Dictators everyone, and all backed financially and militarily by the US, despite the views of the public they were supposed to represent.
The one good sign is the Condoleeza Rice seems to have put down a marker, and demanding free and fair elections in January.
The down side is that the main opposition - Benazir Bhutto - has a less than clean history, and the US history of replacing one puppet with another is a recipe for things getting worse, rather than better, as their interventions in South America have repeatedly proven.
1 comment:
The US doesn't have a very good record in backing democracy in the arabic middle-east.
Untrue. The US has a stellar record of backing democracy in the Middle East: her strongest and oldest ally in the region, Israel, is a vibrant democracy, and the only truly free state in the entire Mideast, and the US has backed her faithfully for decades.
The US has also 'backed' emergent democratic movements whenever they've arisen (rarely), in places such as Lebanon.

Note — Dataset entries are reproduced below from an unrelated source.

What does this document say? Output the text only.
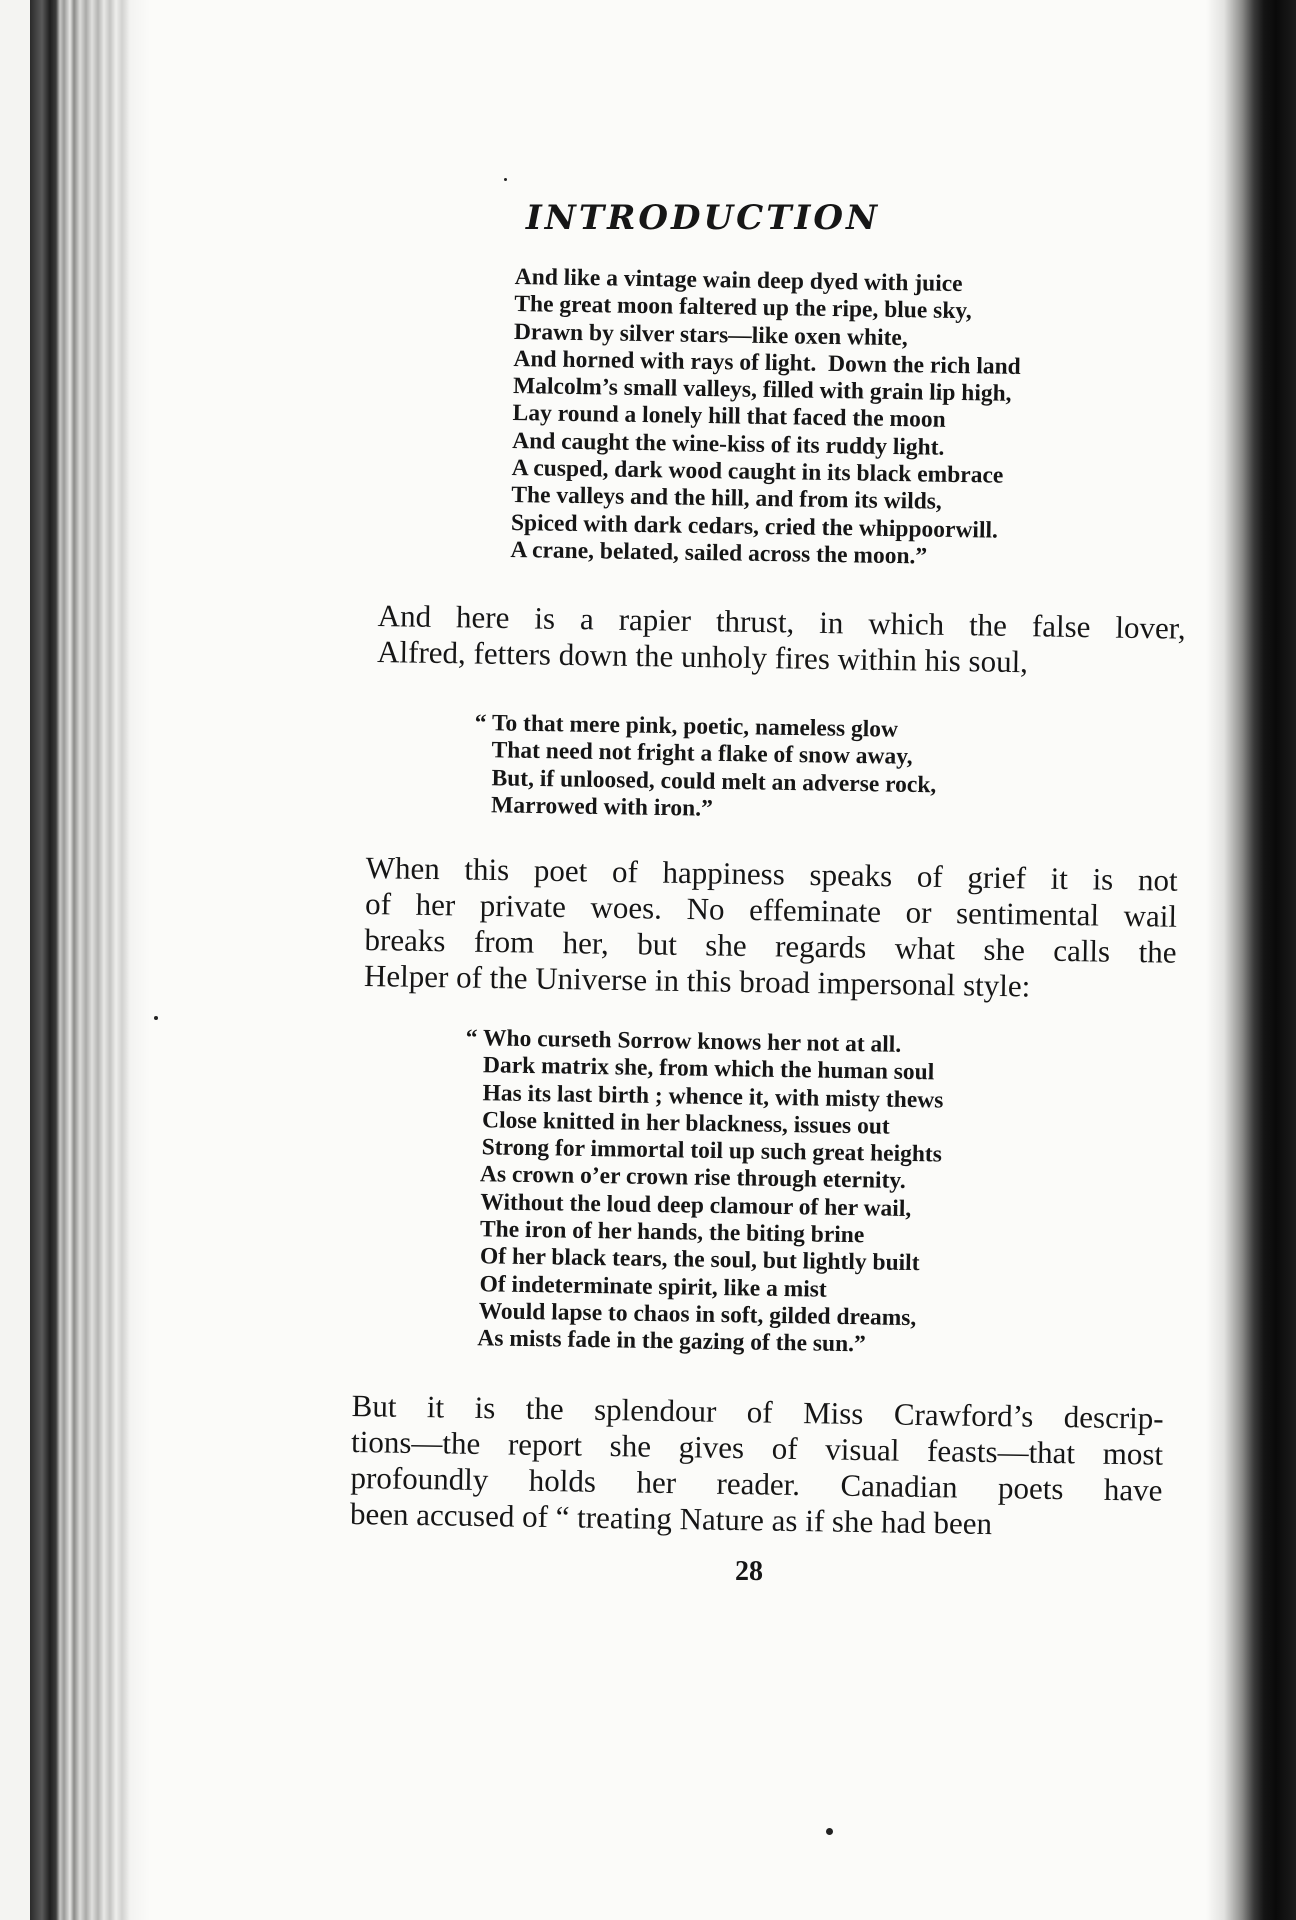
INTRODUCTION
And like a vintage wain deep dyed with juice
The great moon faltered up the ripe, blue sky,
Drawn by silver stars—like oxen white,
And horned with rays of light.  Down the rich land
Malcolm’s small valleys, filled with grain lip high,
Lay round a lonely hill that faced the moon
And caught the wine-kiss of its ruddy light.
A cusped, dark wood caught in its black embrace
The valleys and the hill, and from its wilds,
Spiced with dark cedars, cried the whippoorwill.
A crane, belated, sailed across the moon.”
And here is a rapier thrust, in which the false lover,
Alfred, fetters down the unholy fires within his soul,
“ To that mere pink, poetic, nameless glow
That need not fright a flake of snow away,
But, if unloosed, could melt an adverse rock,
Marrowed with iron.”
When this poet of happiness speaks of grief it is not
of her private woes. No effeminate or sentimental wail
breaks from her, but she regards what she calls the
Helper of the Universe in this broad impersonal style:
“ Who curseth Sorrow knows her not at all.
Dark matrix she, from which the human soul
Has its last birth ; whence it, with misty thews
Close knitted in her blackness, issues out
Strong for immortal toil up such great heights
As crown o’er crown rise through eternity.
Without the loud deep clamour of her wail,
The iron of her hands, the biting brine
Of her black tears, the soul, but lightly built
Of indeterminate spirit, like a mist
Would lapse to chaos in soft, gilded dreams,
As mists fade in the gazing of the sun.”
But it is the splendour of Miss Crawford’s descrip-
tions—the report she gives of visual feasts—that most
profoundly holds her reader. Canadian poets have
been accused of “ treating Nature as if she had been
28
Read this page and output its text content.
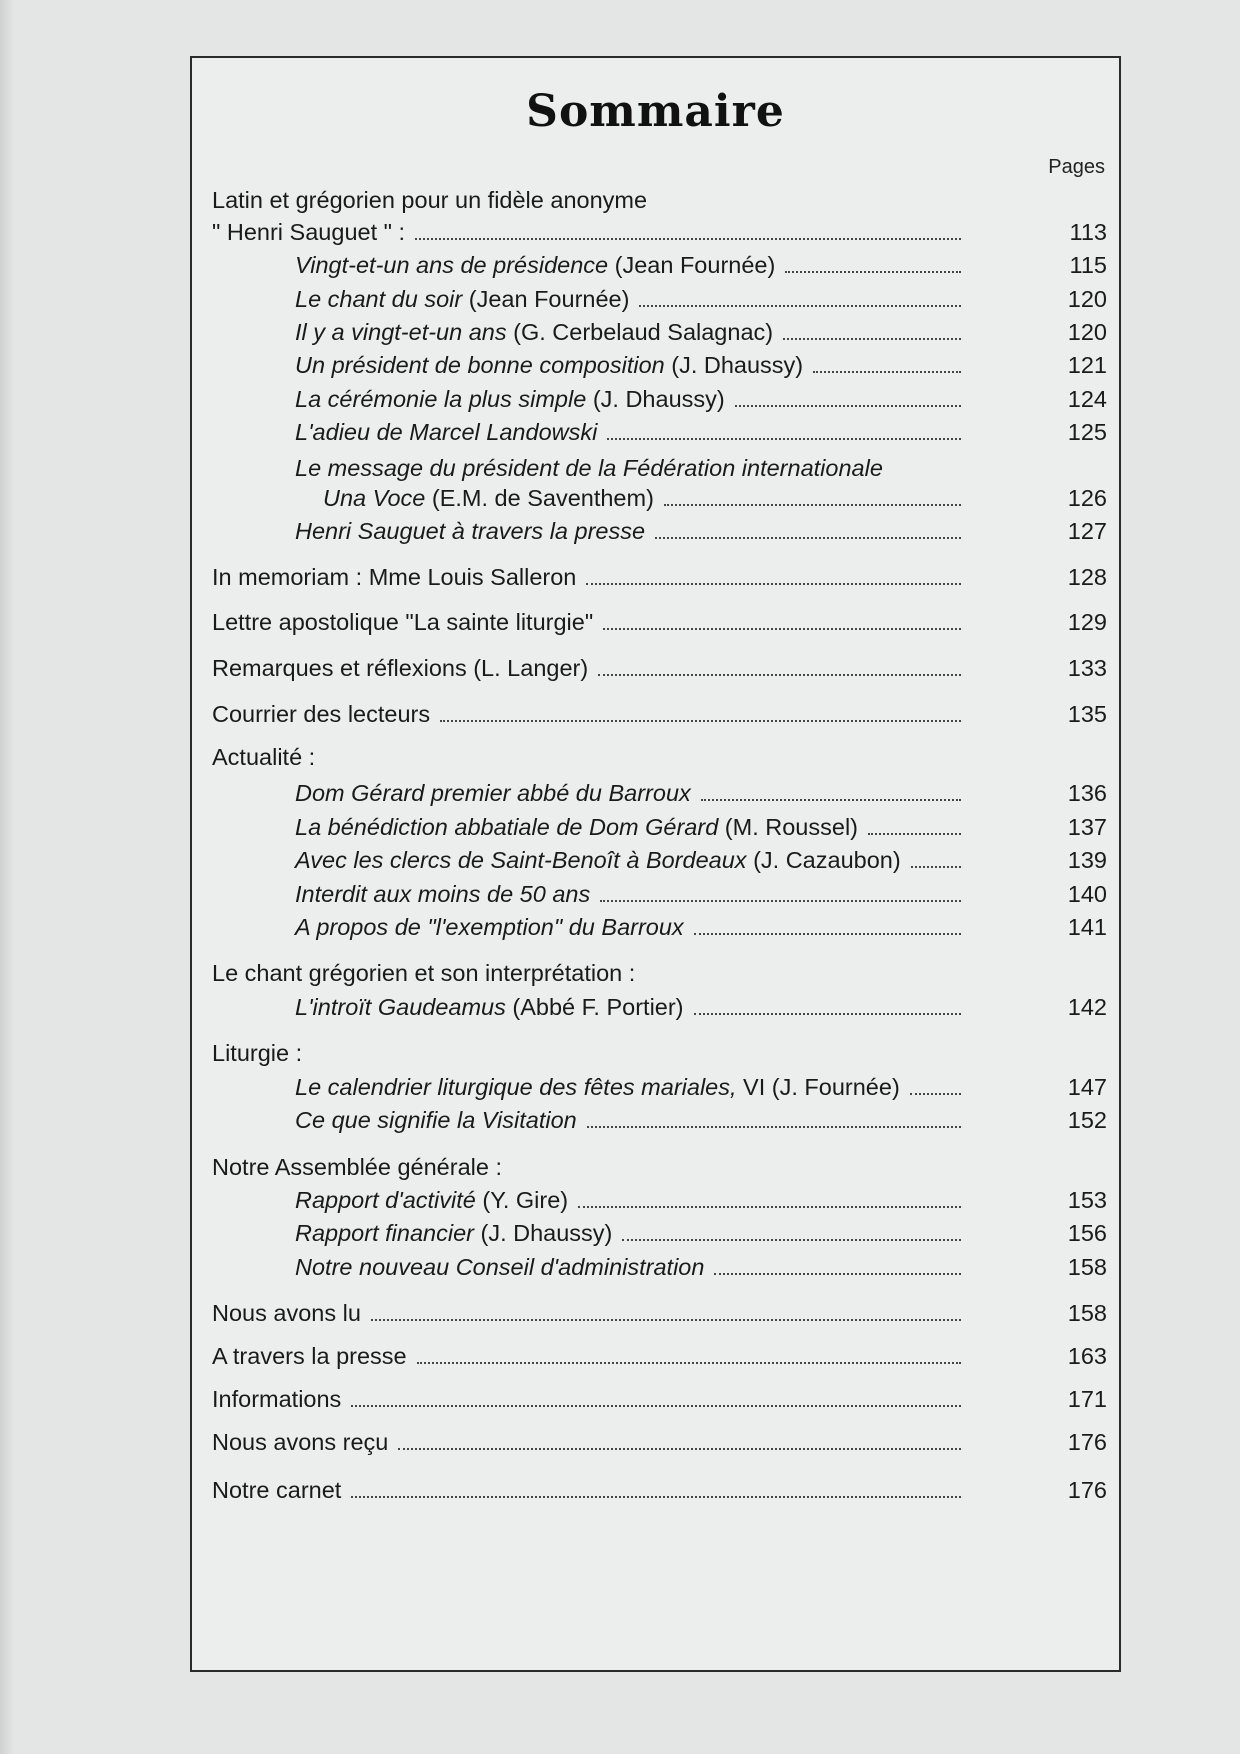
Sommaire
Pages
Latin et grégorien pour un fidèle anonyme
" Henri Sauguet " :	113
Vingt-et-un ans de présidence (Jean Fournée)	115
Le chant du soir (Jean Fournée)	120
Il y a vingt-et-un ans (G. Cerbelaud Salagnac)	120
Un président de bonne composition (J. Dhaussy)	121
La cérémonie la plus simple (J. Dhaussy)	124
L'adieu de Marcel Landowski	125
Le message du président de la Fédération internationale
Una Voce (E.M. de Saventhem)	126
Henri Sauguet à travers la presse	127
In memoriam : Mme Louis Salleron	128
Lettre apostolique "La sainte liturgie"	129
Remarques et réflexions (L. Langer)	133
Courrier des lecteurs	135
Actualité :
Dom Gérard premier abbé du Barroux	136
La bénédiction abbatiale de Dom Gérard (M. Roussel)	137
Avec les clercs de Saint-Benoît à Bordeaux (J. Cazaubon)	139
Interdit aux moins de 50 ans	140
A propos de "l'exemption" du Barroux	141
Le chant grégorien et son interprétation :
L'introït Gaudeamus (Abbé F. Portier)	142
Liturgie :
Le calendrier liturgique des fêtes mariales, VI (J. Fournée)	147
Ce que signifie la Visitation	152
Notre Assemblée générale :
Rapport d'activité (Y. Gire)	153
Rapport financier (J. Dhaussy)	156
Notre nouveau Conseil d'administration	158
Nous avons lu	158
A travers la presse	163
Informations	171
Nous avons reçu	176
Notre carnet	176
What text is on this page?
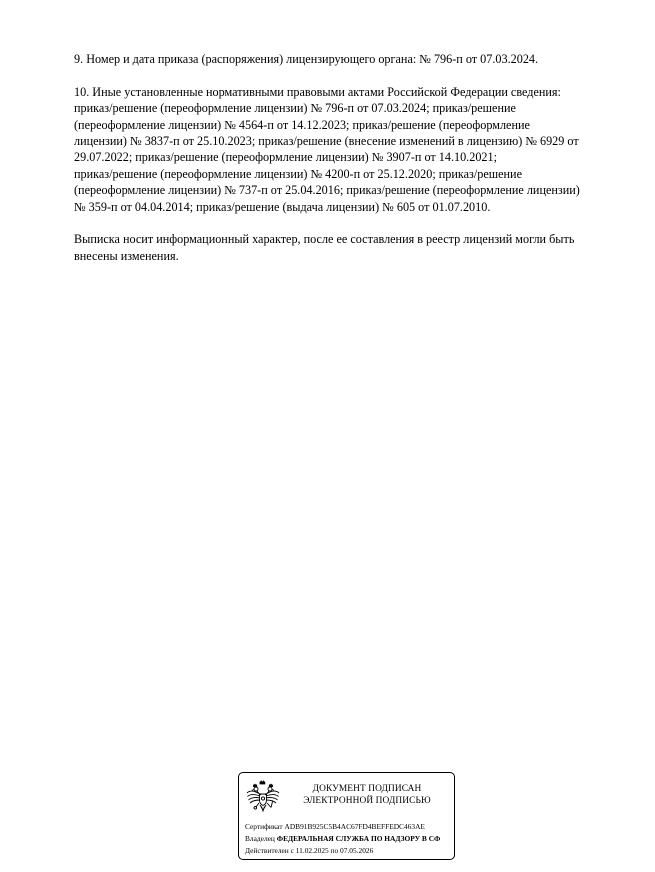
9. Номер и дата приказа (распоряжения) лицензирующего органа: № 796-п от 07.03.2024.

10. Иные установленные нормативными правовыми актами Российской Федерации сведения:
приказ/решение (переоформление лицензии) № 796-п от 07.03.2024; приказ/решение
(переоформление лицензии) № 4564-п от 14.12.2023; приказ/решение (переоформление
лицензии) № 3837-п от 25.10.2023; приказ/решение (внесение изменений в лицензию) № 6929 от
29.07.2022; приказ/решение (переоформление лицензии) № 3907-п от 14.10.2021;
приказ/решение (переоформление лицензии) № 4200-п от 25.12.2020; приказ/решение
(переоформление лицензии) № 737-п от 25.04.2016; приказ/решение (переоформление лицензии)
№ 359-п от 04.04.2014; приказ/решение (выдача лицензии) № 605 от 01.07.2010.

Выписка носит информационный характер, после ее составления в реестр лицензий могли быть
внесены изменения.

ДОКУМЕНТ ПОДПИСАН
ЭЛЕКТРОННОЙ ПОДПИСЬЮ
Сертификат ADB91B925C5B4AC67FD4BEFFEDC463AE
Владелец ФЕДЕРАЛЬНАЯ СЛУЖБА ПО НАДЗОРУ В СФ
Действителен с 11.02.2025 по 07.05.2026
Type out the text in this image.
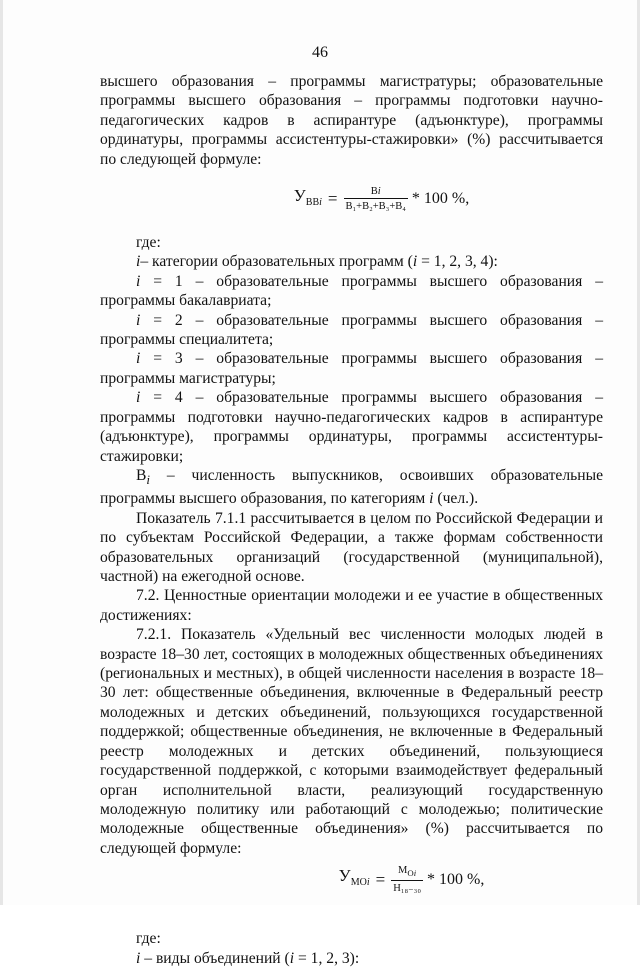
46

высшего образования – программы магистратуры; образовательные программы высшего образования – программы подготовки научно-педагогических кадров в аспирантуре (адъюнктуре), программы ординатуры, программы ассистентуры-стажировки» (%) рассчитывается по следующей формуле:

$У_{ВВi} = \frac{Вi}{\text{В₁+В₂+В₃+В₄}} * 100$ %,

где:

i– категории образовательных программ (i = 1, 2, 3, 4):

i = 1 – образовательные программы высшего образования – программы бакалавриата;

i = 2 – образовательные программы высшего образования – программы специалитета;

i = 3 – образовательные программы высшего образования – программы магистратуры;

i = 4 – образовательные программы высшего образования – программы подготовки научно-педагогических кадров в аспирантуре (адъюнктуре), программы ординатуры, программы ассистентуры-стажировки;

$В_i$ – численность выпускников, освоивших образовательные программы высшего образования, по категориям i (чел.).

Показатель 7.1.1 рассчитывается в целом по Российской Федерации и по субъектам Российской Федерации, а также формам собственности образовательных организаций (государственной (муниципальной), частной) на ежегодной основе.

7.2. Ценностные ориентации молодежи и ее участие в общественных достижениях:

7.2.1. Показатель «Удельный вес численности молодых людей в возрасте 18–30 лет, состоящих в молодежных общественных объединениях (региональных и местных), в общей численности населения в возрасте 18–30 лет: общественные объединения, включенные в Федеральный реестр молодежных и детских объединений, пользующихся государственной поддержкой; общественные объединения, не включенные в Федеральный реестр молодежных и детских объединений, пользующиеся государственной поддержкой, с которыми взаимодействует федеральный орган исполнительной власти, реализующий государственную молодежную политику или работающий с молодежью; политические молодежные общественные объединения» (%) рассчитывается по следующей формуле:

$У_{МОi} = \frac{М_{Оi}}{\text{Н₁₈₋₃₀}} * 100$ %,

где:

i – виды объединений (i = 1, 2, 3):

What you seem to be saying is that the US is somehow at fault for engaging with Middle Eastern regimes 'as they are'--but then, EVERY nation does so.
And when the US has genuinely attempted--just once--to overthrow a true tyrant and create a democracy ex nihilo, it gets pilloried by you and others.
So, basically, the US cannot win: if it supports Israel, that elicits cries of 'bias'; if it supports other regimes that happen to be unfree (as all the world does routinely) the US is 'betraying her ideals'. And if--God help us--the US actually takes action to create a democracy, it gets--you guessed it--slammed for the effort as well.